Stephen Irwin Abrams (15 July 1938 in Chicago, Illinois – 21 November 2012) was an American scholar of parapsychology and a drug policy activist who was a long-standing resident of the United Kingdom. He is best known for sponsoring and authoring the full page advertisement petitioning for cannabis law reform which appeared in The Times on 24 July 1967.
Abrams was born and raised in Chicago, and began his undergraduate studies at Shimer College, where he enrolled in 1954. Then as now, Shimer offered an early entrance program for gifted students wishing to leave high school early. Abrams subsequently transferred to the University of Chicago, where he served as head of the Parapsychology Department from 1957 to 1960. He also became a "charter associate" of the Parapsychological Association.
Abrams was an Advanced Student at St. Catherine's College of Oxford University from 1960 to 1967. He headed a parapsychological laboratory in the University's Department of Biometry, investigating extrasensory perception.

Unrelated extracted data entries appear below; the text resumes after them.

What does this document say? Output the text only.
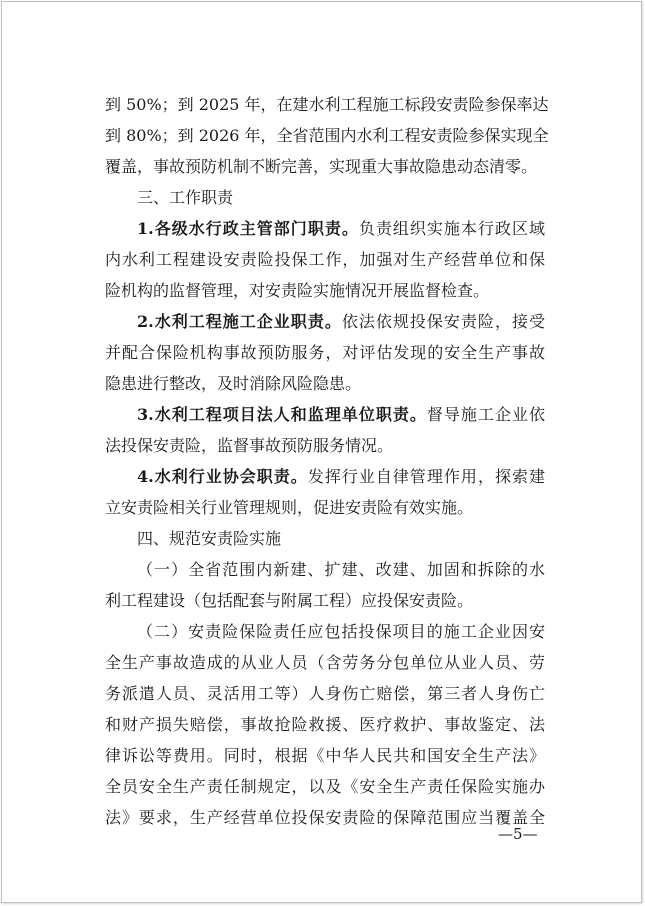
到 50%；到 2025 年，在建水利工程施工标段安责险参保率达
到 80%；到 2026 年，全省范围内水利工程安责险参保实现全
覆盖，事故预防机制不断完善，实现重大事故隐患动态清零。
三、工作职责
1.各级水行政主管部门职责。负责组织实施本行政区域
内水利工程建设安责险投保工作，加强对生产经营单位和保
险机构的监督管理，对安责险实施情况开展监督检查。
2.水利工程施工企业职责。依法依规投保安责险，接受
并配合保险机构事故预防服务，对评估发现的安全生产事故
隐患进行整改，及时消除风险隐患。
3.水利工程项目法人和监理单位职责。督导施工企业依
法投保安责险，监督事故预防服务情况。
4.水利行业协会职责。发挥行业自律管理作用，探索建
立安责险相关行业管理规则，促进安责险有效实施。
四、规范安责险实施
（一）全省范围内新建、扩建、改建、加固和拆除的水
利工程建设（包括配套与附属工程）应投保安责险。
（二）安责险保险责任应包括投保项目的施工企业因安
全生产事故造成的从业人员（含劳务分包单位从业人员、劳
务派遣人员、灵活用工等）人身伤亡赔偿，第三者人身伤亡
和财产损失赔偿，事故抢险救援、医疗救护、事故鉴定、法
律诉讼等费用。同时，根据《中华人民共和国安全生产法》
全员安全生产责任制规定，以及《安全生产责任保险实施办
法》要求，生产经营单位投保安责险的保障范围应当覆盖全
—5—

In January 1967, the content of an article by Abrams "The Oxford Scene and the Law", intended as a contribution to a forthcoming book The Book of Grass was republished, without his permission, in The People Sunday newspaper. The article was a balanced reasoning on the social and personal effects of cannabis use and its repression. The article observed that under current laws cannabis users were punished more severely than heroin users. Cannabis smoking was regarded as a crime but heroin addiction was treated as an illness. Doctors had the right to prescribe heroin. The Court might send a cannabis smoker to prison and send a heroin user to a doctor. Presented in the sensationalist manner for which the paper was known, the story emphasized Abrams claim that 500 of Oxford's student body were cannabis users. The story spread. Headlines like "Smoke more pot. It's safer than beer", appeared in the popular press. On 1 February, the same day as long clarifying letter from him was printed in The Daily Telegraph, Abrams announced, via the pages of student newspaper Cherwell, the formation of SOMA, an acronym for the Society of Mental Awareness, as a drug research project. Two weeks later, on 15 February 1967, Abrams gave evidence before the University Committee on Student Health, which agreed to pursue his suggestion that the Home Secretary be prevailed upon to institute an inquiry. After the committee's published report received national press coverage, on 7 April 1967 home secretary Roy Jenkins appointed a "sub-committee on hallucinogens" to be chaired by Baroness Wootton to report to the Advisory Council on Drug Dependence, itself appointed four months earlier in December 1966.